George Kliavkoff explains how college football must realign itself


While the NCAA doesn’t directly run and operate FBS college football, the NCAA still has a set of rules and enforcement policies for its member schools, which do compete in college football.

This is why, for instance, the NCAA might soon hand out punishments to the Arizona State football program for COVID-19 recruiting violations. The recruiting rules and guidelines exist under the NCAA umbrella. Therefore, even though the NCAA does not directly operate FBS college football games, and even though the NCAA does not supervise or profit from bowl games or the College Football Playoff (it does operate FCS and Division III football championships, as a point of comparison) , it still creates the infrastructure for FBS college football teams.

Why do George Kliavkoff and other conference commissioners want to move away from the NCAA’s college football governance model? They obviously want more direct control over what they do and how they do it. That’s a big part of this. The bigger piece, though, is that the rules and regulations for big-time football need to be different from the FCS and Division III.

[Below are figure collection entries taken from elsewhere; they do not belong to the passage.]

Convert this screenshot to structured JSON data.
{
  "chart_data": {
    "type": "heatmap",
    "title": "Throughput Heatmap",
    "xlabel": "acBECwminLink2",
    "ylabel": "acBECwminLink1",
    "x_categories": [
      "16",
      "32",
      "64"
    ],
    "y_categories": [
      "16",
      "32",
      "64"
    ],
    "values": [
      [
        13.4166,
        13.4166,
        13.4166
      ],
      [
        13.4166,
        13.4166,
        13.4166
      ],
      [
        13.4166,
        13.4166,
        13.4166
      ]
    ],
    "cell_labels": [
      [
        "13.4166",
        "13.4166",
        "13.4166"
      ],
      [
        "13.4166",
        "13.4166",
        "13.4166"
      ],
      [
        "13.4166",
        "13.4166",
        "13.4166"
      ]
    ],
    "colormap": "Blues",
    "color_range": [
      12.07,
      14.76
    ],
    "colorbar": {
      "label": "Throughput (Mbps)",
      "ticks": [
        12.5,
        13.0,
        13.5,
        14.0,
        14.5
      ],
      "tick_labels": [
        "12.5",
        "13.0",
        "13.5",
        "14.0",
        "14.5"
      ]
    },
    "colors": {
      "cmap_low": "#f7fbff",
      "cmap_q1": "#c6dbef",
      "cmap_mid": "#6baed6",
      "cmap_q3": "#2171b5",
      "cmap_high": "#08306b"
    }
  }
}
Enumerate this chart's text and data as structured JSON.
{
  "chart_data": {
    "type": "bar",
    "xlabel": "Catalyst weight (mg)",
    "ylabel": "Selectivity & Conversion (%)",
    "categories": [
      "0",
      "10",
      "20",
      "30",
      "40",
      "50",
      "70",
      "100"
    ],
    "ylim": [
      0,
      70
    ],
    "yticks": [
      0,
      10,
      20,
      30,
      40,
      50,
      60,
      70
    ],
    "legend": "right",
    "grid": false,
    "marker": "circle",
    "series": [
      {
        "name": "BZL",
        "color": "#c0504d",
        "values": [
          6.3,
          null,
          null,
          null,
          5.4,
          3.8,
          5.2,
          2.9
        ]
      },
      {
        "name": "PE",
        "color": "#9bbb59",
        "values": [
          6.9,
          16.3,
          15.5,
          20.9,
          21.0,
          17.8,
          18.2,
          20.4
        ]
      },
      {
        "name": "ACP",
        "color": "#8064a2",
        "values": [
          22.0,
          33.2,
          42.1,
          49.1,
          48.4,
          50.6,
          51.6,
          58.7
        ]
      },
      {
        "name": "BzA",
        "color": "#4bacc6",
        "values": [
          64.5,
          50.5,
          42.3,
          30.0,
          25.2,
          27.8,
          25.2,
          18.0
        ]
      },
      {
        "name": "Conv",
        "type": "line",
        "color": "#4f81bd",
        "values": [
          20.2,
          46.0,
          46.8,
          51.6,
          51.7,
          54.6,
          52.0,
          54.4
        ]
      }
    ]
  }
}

Not every school’s goals, resources, and best interests are the same. Alignment of groups in accordance with specific needs and situations is the ultimate reason why a reworking of football governance structures is viewed as necessary by conference commissioners.

Kliavkoff explained this to The Athletic’s Nicole Auerbach:

“Having a trade organization that represents more than 1,000 schools (across Divisions I, II and III) that operate in very different business models is very difficult,” Kliavkoff said. “Coming up with a common set of rules that make sense for everyone was difficult before (the) Alston (Supreme Court ruling), and after Alston coming up with rules and particularly enforcing those roles, has proven to be nearly impossible.

“For me, it would make sense to have self-governance for a smaller group of conferences than the 32 that currently make up Division I. But that doesn’t necessarily mean being separate from the NCAA. You can do that within the NCAA, similar to the way certain autonomy was given to the (Power 5) conferences for certain issues.”

Kliavkoff said he understands that enforcing rules would require an enforcement arm similar to what the NCAA has, and that there would need to be bureaucratic elements to any non-NCAA entity formed to manage football. He also said he thinks five conferences governing the sport is “too small” but that 32 conferences governing all of college sports is “too big.”

“The way I think about it is: Control of everything related to college football with the exception of the media rights during the regular season would vest in one organization — setting the rules, enforcing the rules and running the postseason,” Kliavkoff said.